I don’t remember what it feels like to only think about myself. Before I had her -everything was about me- up until the moment she was born. Even the nine months leading up to her birth was all about me. My body, and my bump, and my baby, (because she wasn’t yet her own person.)
Yesterday (September 3, 2017) Claire turned 4. The week leading up to her birthday I was an emotional wreck. I cried in the car asking my husband how this is possible. It hasn’t been 4 years already, has it?
This year it was different because she knew it was her birthday. Every year until now I was waking her up explaining it was her day, not this year. First thing Sunday morning I had a 4-year-old with a big smile standing beside my bed.
To celebrate Claire’s birth I decided this post will be her birth story. I’ve had to dig out the notebook that it is written down in because to my surprise there are a few details that my memory has (probably for good reason) decided to forget.
Labor was how I knew I would and could do anything for her. You would think after spending hours and hours in immense pain you would have more concern for yourself. But the only thing I remember about her birth is her face. The moment she became a person… Claire.
Since she was my first baby I was sure I was going into labor a few time before it actually happened. But when it really happened I was ready. I was one day shy of being 40 weeks (she was born on her due date). I woke up around 6 in the morning the day before I gave birth with contractions and tons of back pain. The contractions never stopped so I decided to grab the hospital bag that had been packed for months and head to the hospital.
I went into the hospital around 5 in the evening and they admitted me letting me walk around to help get labor moving faster since at that point I was only a few cm dilated. I was sure I was ready to start pushing at any minute but our daughter had a different idea. So labor went on and on and around 3 in the morning when they came to check me again, they said I was about 7cm dilated.
Up until this point, I was clear that I did not want an epidural. Like most first time moms I had watched the business of being born and was sure any medical intervention was bad. But after so many hours of labor when I was told I was still only 7cm I ordered an epidural. It was miserable, I was having contractions every few minutes so holding still enough for them to place a needle in my spine felt impossible.
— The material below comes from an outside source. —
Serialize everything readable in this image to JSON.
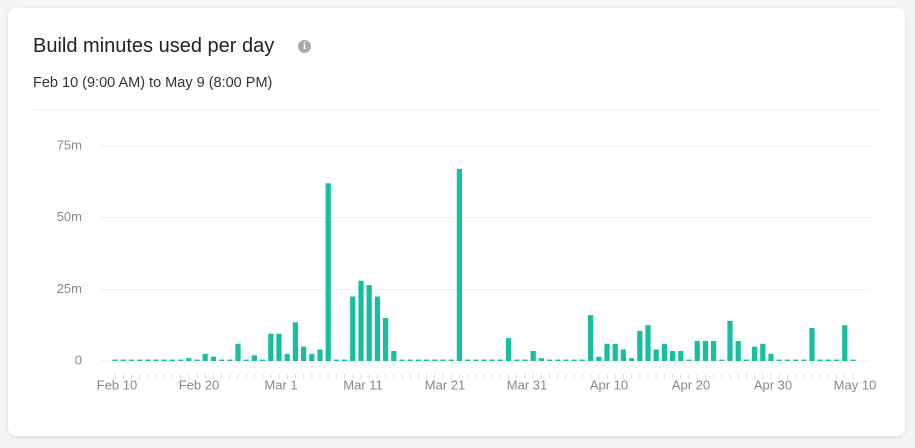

After getting the epidural it felt like time slowed down a little, I wasn’t in agonizing pain anymore but it was near impossible to sleep. I remember just laying with my eyes closed listening to the television and the heart monitor that was around my belly. I remember thinking -and telling my husband a few times- that we would get to hold her soon. But let’s be honest I had no idea what was happening. I knew I was going to have a baby but it still didn’t feel real yet. If you are a mom- a first-time mom especially- you will understand. It is impossible to know what if feels like to hold your child for the first time until you actually do it.
If you are a mom- a first-time mom especially- you will understand. It is impossible to know what if feels like to hold your child for the first time until you actually do it.
Sometime in the morning of Claire’s birth, the nurse came in telling me they were getting the doctor so I could start pushing. After a while of me pushing when the monitor and the nurses told me to push I told the anesthesiologist to turn the epidural down so that I could feel when I needed to push on my own and soon after that I gave birth to a 7lb. 15 oz. baby girl.
The doctor laid her on my chest and I fell in love. I was crying and telling her over and over I was her mom. I saw my husband in tears and could feel the doctors still taking care of me but I was only focused on her. I got to hold her for a while before they took her for all the weights and measurements and I just kept crying and smiling because she was real.
Writing this down does no justice to the emotions I felt that day. There is nothing in the world that compares to having a child. I have been so fortunate to have two healthy happy amazing children. They have taught me so much about life, patience, understanding and pure happiness.
Happy Birthday, Claire, I love you more than you will ever know! And if by chance you are reading this one day I hope you know that everything I have done and will ever do is out of pure love for you.